The wall exploded. Fire and heat burst through the rear of the plane in a hundred tiny holes. Metal fragments clattered through the fuselage. Then the fire was replaced by smoke and sunlight. Air whistled through the holes at a deafening pitch. Most of the swirling black fog was stripped away, but it was replaced by the red mist streaming from Foshtomi’s chest.

“Sarah!” Cam yelled, fumbling past Deborah to help her.

The explosion must have been a near miss, he realized. Otherwise they’d be gone. But the damage was bad enough. Wind and sunlight howled through the aircraft as he tried to catch the meaty organs spilling fromFoshtomi’s side. Herintes tines were hot. Her face was white and dead. Cam screamed and tried to apply pressure anyway, his arm trembling against the wild force of their descent.
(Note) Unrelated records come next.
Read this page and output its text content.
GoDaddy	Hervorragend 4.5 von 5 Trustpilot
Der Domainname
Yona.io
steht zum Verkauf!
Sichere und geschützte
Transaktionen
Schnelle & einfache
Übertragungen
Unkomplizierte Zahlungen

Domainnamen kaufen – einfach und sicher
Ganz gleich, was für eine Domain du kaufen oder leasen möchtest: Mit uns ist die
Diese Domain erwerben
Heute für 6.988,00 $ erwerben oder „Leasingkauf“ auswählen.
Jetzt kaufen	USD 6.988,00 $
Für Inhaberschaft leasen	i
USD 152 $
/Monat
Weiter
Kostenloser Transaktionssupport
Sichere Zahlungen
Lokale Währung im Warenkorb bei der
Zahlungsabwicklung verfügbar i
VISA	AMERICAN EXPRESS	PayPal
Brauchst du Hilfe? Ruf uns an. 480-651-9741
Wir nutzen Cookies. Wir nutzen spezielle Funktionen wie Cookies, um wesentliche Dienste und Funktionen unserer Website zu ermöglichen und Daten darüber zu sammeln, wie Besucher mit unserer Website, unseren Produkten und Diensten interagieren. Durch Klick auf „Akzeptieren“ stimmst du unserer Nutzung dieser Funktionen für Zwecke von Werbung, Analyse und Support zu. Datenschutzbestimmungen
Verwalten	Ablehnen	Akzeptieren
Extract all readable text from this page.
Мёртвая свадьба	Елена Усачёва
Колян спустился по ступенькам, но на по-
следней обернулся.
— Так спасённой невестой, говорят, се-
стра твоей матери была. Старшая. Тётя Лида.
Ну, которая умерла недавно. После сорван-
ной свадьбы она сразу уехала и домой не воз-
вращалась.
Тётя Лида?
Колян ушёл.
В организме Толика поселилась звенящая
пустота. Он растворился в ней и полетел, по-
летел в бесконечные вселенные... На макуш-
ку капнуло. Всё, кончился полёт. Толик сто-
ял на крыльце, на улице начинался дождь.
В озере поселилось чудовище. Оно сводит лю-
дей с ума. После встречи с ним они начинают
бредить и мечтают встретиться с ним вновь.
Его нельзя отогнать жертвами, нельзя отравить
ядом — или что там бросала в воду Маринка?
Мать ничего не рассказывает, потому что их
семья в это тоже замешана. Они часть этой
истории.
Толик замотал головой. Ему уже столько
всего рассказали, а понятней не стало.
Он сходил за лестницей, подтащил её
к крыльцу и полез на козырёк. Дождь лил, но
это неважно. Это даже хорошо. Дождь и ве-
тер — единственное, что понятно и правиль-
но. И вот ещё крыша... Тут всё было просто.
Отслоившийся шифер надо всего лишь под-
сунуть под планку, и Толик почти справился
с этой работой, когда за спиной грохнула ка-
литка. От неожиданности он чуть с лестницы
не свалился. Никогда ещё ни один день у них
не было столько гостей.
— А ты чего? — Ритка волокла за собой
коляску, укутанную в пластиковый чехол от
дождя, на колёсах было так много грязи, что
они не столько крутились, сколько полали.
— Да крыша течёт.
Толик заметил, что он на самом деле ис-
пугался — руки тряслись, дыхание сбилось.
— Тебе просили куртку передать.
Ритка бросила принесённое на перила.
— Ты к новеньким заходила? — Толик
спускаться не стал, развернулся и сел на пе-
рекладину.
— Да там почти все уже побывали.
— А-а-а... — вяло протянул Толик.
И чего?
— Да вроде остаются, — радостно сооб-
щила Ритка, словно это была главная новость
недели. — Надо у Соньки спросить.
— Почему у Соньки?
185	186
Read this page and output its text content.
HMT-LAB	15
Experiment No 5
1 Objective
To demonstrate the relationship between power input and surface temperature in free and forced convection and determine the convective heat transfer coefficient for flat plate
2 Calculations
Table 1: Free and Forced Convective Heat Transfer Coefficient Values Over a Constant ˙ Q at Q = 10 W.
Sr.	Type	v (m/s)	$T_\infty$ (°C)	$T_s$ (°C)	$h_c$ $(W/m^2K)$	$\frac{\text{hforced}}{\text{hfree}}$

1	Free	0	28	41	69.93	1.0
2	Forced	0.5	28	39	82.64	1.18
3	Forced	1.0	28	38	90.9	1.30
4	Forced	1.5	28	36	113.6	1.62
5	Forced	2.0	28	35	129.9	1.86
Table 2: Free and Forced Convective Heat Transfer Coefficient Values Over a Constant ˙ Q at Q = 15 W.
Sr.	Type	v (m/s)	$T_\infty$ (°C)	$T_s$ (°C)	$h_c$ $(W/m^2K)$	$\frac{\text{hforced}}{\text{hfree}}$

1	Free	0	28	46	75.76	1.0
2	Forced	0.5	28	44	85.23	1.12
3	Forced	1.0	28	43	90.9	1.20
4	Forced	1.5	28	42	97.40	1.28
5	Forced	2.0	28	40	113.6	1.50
The Osprey was in a tailspin.

No, Cam thought. No! He glanced forward again, looking for the sky — for God — for anything other than this horror. Beyond the pilots, he saw a patch of blue. Then the horizon tilted into view.

The hard orange color of the desert filled the windshield. The ground was very close.

It’s not supposed to end like this! he thought, but the Osprey caught its starboard wing against the earth and whipsawed into an uneven leaping cartwheel as the fuselage disintegrated.